L’extrême modicité des salaires officiels modifie aussi les comportements. Le pillage des biens des entreprises par les salariés est un sport national. Les matériaux de construction peuvent par exemple disparaître du jour au lendemain et le chantier est dès lors reporté. Autant dire que salarier du personnel sur l’île n’est pas de tout repos… Enfin, dernière chose, « si nous ouvrions un bureau à La Havane, je ne pourrais pas choisir les employés. C’est le gouvernement qui me les imposerait », relève le représentant de Robertet, avant de conclure : « Nous faisons des affaires avec Cuba depuis 45 ans. Nous connaissons ce marché, mais il est très compliqué, notamment en raison des délais de paiement, à moins d’être une très grande entreprise comme Bouygues ».
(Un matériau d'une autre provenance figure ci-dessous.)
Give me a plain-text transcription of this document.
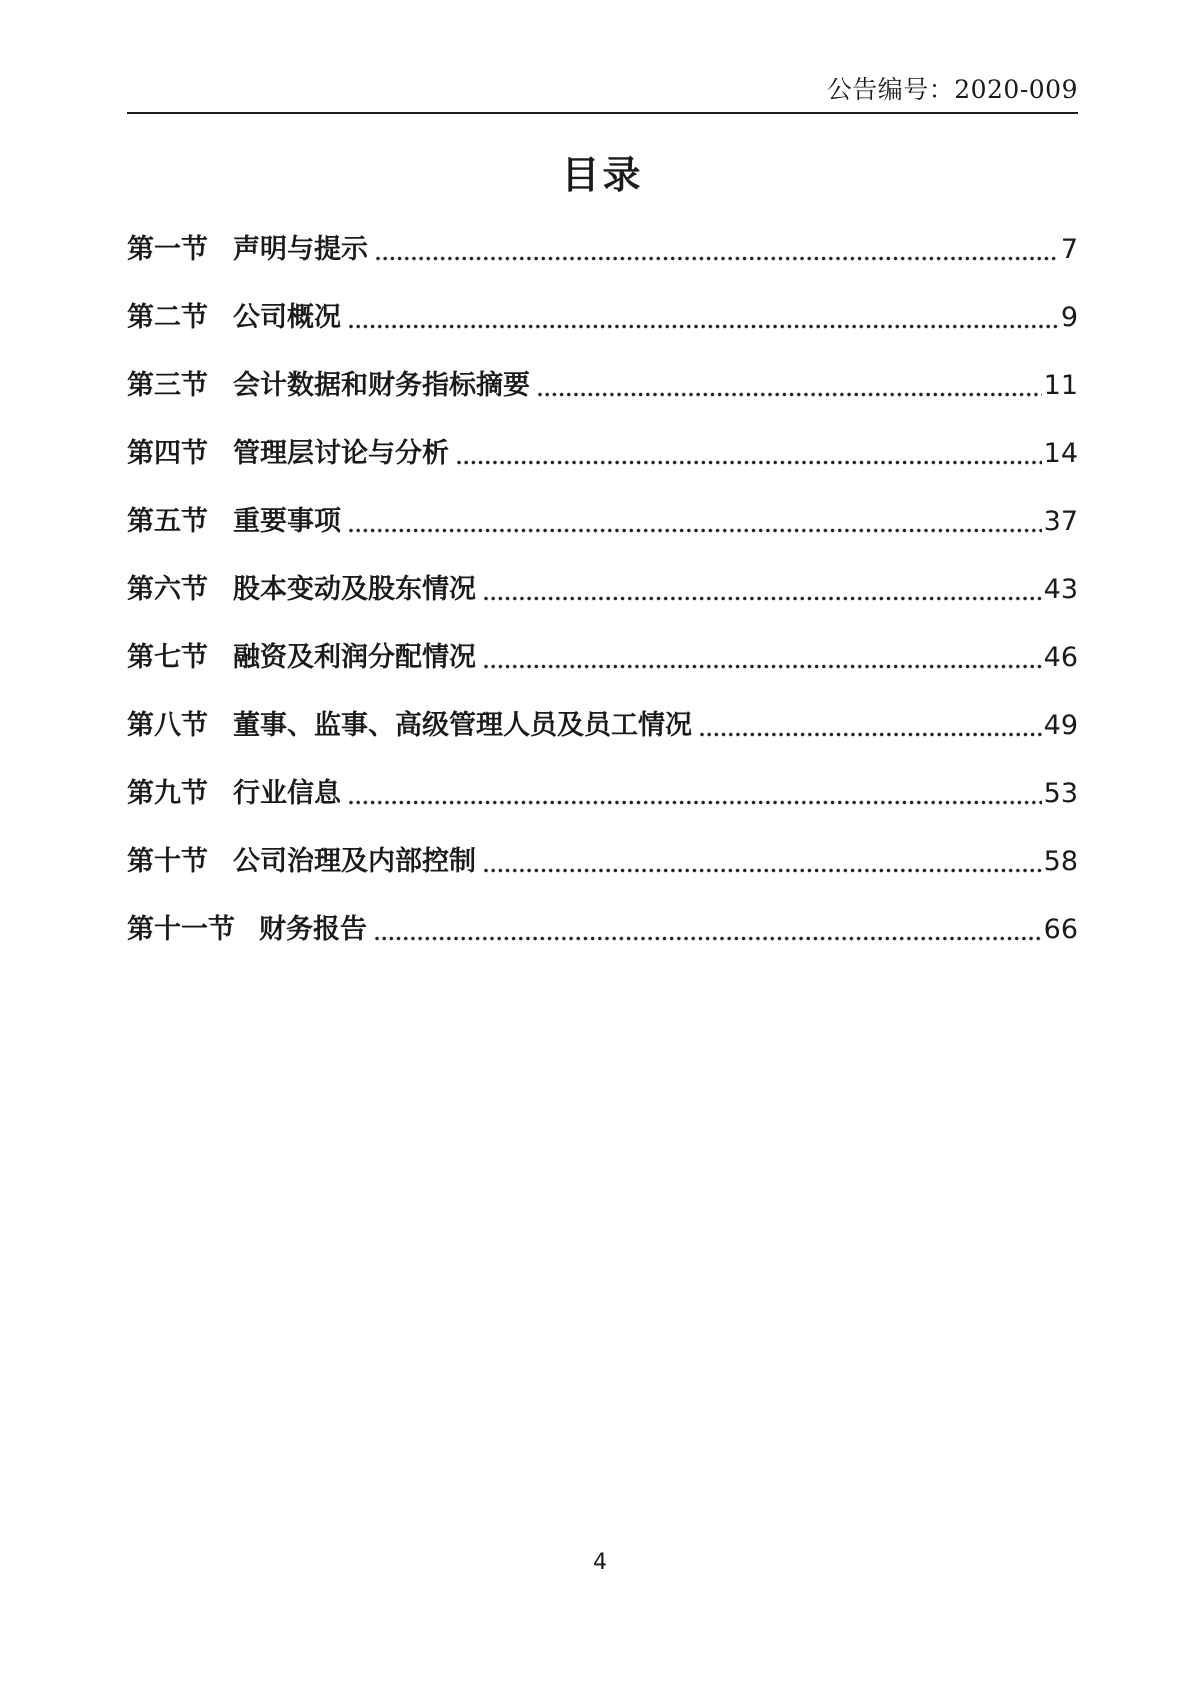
公告编号：2020-009
目录
第一节 声明与提示	7
第二节 公司概况	9
第三节 会计数据和财务指标摘要	11
第四节 管理层讨论与分析	14
第五节 重要事项	37
第六节 股本变动及股东情况	43
第七节 融资及利润分配情况	46
第八节 董事、监事、高级管理人员及员工情况	49
第九节 行业信息	53
第十节 公司治理及内部控制	58
第十一节 财务报告	66
4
Bouygues, de même que Pernod Ricard, qui vend le rhum Havana Club, font en effet partie des rares sociétés étrangères à avoir un nombre significatif de salariés sur place. Le géant du BTP construit les hôtels de luxe de Cuba et rénove l’aéroport de La Havane. Si l’entreprise cultive le secret, les salariés de Bouygues et leurs familles constituent une communauté d’environ 400 personnes, avec « pour ambition d’atteindre 700 personnes », confie un diplomate occidental. Pour la construction du Manzana, le premier hôtel de luxe de la capitale, inauguré il y a deux ans, Bouygues a d’abord employé des ouvriers cubains, puis le groupe français a pris des jeunes locaux faisant leur service militaire. Enfin, il a également eu recours à des Indiens, de la main étrangère donc, ce qui a soulevé bien des critiques sur place…

Syndicalisme

La quasi-totalité des employés cubains sont syndiqués à la Centrale des travailleurs de Cuba. Les charges salariales sont de 25 % (11 % d’imposition à laquelle il faut ajouter 14 % de contribution à la sécurité sociale). L’entreprise fonctionne dans le cadre d’une économie d’État dans laquelle les notions de performance n’ont pas grand sens. Le temps ne compte pas. Si certains secteurs comme le tourisme sont dynamiques parce qu’ils rapportent de l’argent à l’État, les autres tournent au ralenti. Les horaires de travail sont souvent amples (soit des journées de 10 à 12 heures), mais la productivité est faible. Les chiffres les plus fous circulent sur l’absentéisme. Autant dire que faire des affaires à Cuba constitue un vrai défi, mais des entreprises françaises comme Legrand, l’un des leaders mondiaux des produits et systèmes pour installations électriques et réseaux d’information, croient dans le potentiel du marché cubain. « Nous espérons nous implanter à Cuba l’an prochain », confie un représentant de Legrand rencontré à la FIHAV.